There has been a tremendous amount of discussion around defining Six Sigma in terms people within your business or organization can understand.

A long time crusade of mine has been to help define Six Sigma in everyday terms for both my fellow business quality professionals and top managers alike.

Just like some other definitions already viewable on the iSixSigma boards (“Tell me about Six Sigma“, “Explaining Six Sigma Traps“), I start the explanation with the three over arching themes of customer focus, data driven, and robust methodology.

1

Customer Focus
2

Data Driven
3

Robust Methodology
Ensuring all outputs meet customer specifications. This is very intuitive for manufacturing and industrial businesses; potentially a new concept for transactional businesses. Customer needs must be understood down to the tolerance level. In addition, new products and services should be conceived to meet the needs of customers not currently serviced. Data is necessary to identify input, process and output areas for improvement. Quality improvements are not haphazardly implemented. Instead, resources are assigned to projects when it can be shown through data analysis that a difference will be felt by the customer. Data alone cannot solve all your customer or business issues. A methodology for defect definition, measurement, analysis, improvement and control must be utilized to standardize improvement processes and maximize business productivity. Business processes should be structured around the customer’s ideal experience.

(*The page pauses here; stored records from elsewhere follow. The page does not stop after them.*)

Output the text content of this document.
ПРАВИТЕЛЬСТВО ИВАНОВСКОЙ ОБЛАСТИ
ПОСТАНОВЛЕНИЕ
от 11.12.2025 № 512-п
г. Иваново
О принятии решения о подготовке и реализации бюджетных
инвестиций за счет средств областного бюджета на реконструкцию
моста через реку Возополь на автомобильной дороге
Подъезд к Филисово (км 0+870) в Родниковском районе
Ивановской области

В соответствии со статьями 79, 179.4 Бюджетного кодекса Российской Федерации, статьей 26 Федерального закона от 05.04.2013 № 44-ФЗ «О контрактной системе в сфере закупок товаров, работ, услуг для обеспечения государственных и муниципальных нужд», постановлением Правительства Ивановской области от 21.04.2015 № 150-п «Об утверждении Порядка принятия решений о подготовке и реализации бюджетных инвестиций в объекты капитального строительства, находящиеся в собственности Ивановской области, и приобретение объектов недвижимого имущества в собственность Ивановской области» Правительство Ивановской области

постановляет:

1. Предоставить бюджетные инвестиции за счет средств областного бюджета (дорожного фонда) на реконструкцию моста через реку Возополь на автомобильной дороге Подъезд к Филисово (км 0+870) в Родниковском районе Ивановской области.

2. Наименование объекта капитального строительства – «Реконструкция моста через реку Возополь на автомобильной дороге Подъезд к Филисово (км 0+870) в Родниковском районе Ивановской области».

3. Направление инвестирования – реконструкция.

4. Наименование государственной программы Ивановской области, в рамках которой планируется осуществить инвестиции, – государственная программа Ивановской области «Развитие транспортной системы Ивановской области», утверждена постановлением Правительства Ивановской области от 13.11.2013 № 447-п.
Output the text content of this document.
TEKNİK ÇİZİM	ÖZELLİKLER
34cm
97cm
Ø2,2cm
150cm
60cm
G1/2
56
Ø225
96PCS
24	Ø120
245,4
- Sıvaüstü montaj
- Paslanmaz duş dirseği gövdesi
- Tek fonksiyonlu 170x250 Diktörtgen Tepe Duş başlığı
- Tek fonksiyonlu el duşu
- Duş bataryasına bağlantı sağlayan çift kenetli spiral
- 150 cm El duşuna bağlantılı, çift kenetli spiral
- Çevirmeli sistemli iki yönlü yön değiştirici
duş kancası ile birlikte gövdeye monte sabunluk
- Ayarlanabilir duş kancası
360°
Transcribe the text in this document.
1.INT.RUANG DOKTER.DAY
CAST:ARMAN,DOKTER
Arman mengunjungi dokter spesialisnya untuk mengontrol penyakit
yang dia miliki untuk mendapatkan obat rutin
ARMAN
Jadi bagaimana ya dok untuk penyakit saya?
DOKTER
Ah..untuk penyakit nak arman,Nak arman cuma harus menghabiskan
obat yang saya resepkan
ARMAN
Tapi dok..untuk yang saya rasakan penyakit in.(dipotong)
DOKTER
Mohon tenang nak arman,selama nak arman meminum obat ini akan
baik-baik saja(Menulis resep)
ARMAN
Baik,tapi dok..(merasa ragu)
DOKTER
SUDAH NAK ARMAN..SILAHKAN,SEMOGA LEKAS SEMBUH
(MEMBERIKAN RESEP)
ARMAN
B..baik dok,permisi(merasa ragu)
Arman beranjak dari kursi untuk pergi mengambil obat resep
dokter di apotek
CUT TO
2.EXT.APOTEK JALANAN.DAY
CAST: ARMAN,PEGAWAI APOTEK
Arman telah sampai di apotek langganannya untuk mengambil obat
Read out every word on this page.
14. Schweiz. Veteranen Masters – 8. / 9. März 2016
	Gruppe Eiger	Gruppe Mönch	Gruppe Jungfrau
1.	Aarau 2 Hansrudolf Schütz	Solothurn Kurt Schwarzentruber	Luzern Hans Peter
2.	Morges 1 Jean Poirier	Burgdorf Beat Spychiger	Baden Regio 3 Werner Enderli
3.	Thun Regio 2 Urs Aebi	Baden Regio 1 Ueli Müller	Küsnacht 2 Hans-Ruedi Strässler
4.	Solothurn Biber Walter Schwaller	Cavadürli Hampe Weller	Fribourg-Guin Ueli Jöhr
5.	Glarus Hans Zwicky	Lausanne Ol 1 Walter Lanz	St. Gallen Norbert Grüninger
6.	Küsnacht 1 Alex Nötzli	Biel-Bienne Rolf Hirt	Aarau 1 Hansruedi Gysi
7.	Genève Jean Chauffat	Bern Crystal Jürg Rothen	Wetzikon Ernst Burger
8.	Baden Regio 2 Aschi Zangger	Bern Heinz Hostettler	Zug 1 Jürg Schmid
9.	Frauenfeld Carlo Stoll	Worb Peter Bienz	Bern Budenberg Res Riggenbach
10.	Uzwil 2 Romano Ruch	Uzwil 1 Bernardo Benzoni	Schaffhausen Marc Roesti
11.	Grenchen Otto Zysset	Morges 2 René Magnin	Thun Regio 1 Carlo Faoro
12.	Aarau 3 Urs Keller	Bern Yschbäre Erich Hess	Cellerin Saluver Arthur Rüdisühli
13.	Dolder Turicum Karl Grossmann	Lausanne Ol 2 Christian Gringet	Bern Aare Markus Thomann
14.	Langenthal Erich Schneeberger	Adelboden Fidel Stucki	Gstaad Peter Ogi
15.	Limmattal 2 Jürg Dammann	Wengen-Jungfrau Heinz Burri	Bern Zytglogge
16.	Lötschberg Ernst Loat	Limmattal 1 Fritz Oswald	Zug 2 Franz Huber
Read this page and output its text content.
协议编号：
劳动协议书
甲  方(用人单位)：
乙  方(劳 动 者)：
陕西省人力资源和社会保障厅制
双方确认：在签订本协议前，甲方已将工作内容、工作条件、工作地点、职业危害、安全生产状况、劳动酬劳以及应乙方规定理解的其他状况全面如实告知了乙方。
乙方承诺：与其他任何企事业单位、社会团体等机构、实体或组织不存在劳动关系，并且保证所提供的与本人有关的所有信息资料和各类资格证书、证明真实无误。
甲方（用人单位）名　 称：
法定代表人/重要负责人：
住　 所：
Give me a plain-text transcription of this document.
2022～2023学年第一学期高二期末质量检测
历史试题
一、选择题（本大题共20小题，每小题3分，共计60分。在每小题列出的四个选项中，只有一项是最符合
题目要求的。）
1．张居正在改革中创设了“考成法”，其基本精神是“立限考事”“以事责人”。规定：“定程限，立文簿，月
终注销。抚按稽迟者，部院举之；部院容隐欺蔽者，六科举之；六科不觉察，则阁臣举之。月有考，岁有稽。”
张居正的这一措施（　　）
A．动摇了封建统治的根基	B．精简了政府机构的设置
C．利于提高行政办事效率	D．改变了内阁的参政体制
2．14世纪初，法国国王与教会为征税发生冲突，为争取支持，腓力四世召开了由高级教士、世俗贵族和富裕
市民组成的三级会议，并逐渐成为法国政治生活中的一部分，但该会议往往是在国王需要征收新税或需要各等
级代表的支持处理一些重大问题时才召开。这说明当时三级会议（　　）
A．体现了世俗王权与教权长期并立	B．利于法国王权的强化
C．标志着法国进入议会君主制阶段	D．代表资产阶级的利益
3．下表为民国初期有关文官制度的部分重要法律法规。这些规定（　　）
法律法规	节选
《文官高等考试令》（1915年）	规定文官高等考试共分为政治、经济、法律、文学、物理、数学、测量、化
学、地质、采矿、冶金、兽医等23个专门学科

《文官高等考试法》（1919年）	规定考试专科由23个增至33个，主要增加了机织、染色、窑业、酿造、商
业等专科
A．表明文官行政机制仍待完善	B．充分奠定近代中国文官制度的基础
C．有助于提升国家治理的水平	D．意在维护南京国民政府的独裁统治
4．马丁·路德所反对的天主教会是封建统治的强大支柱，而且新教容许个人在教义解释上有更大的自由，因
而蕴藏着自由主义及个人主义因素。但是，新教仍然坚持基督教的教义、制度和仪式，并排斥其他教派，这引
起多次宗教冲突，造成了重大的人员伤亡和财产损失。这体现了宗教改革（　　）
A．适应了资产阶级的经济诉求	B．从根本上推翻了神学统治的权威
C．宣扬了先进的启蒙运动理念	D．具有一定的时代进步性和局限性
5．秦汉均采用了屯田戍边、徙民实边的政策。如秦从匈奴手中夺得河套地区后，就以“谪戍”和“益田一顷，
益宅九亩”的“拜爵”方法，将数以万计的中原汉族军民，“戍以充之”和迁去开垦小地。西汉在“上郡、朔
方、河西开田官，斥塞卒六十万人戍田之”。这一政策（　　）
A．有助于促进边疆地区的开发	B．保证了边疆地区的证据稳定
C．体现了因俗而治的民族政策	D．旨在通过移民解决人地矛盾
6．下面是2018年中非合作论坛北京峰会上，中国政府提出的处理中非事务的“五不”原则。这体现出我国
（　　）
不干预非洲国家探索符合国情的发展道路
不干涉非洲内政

Depending on your audience, there may not be a need to define the DMADV and DMAIC methodologies. These tend to confuse those not ready for a full dissertation on the new process/product development and incremental, existing process improvement methodologies.

When you see the eyes of your audience begin to ‘glaze over’ — bail on the description. Stick to the three fundamental themes listed above.

I often find it useful to write these three themes on a white board or overhead for those individuals that are visual thinkers. Rather than just listening to your description, they can see and picture how the interrelationship can form while you explain each item.

Defining Six Sigma For Your Business Or Organization

Three simple over arching themes. And if they can remember just one supporting statement for why each is necessary, the prize is all the sweeter. Good luck!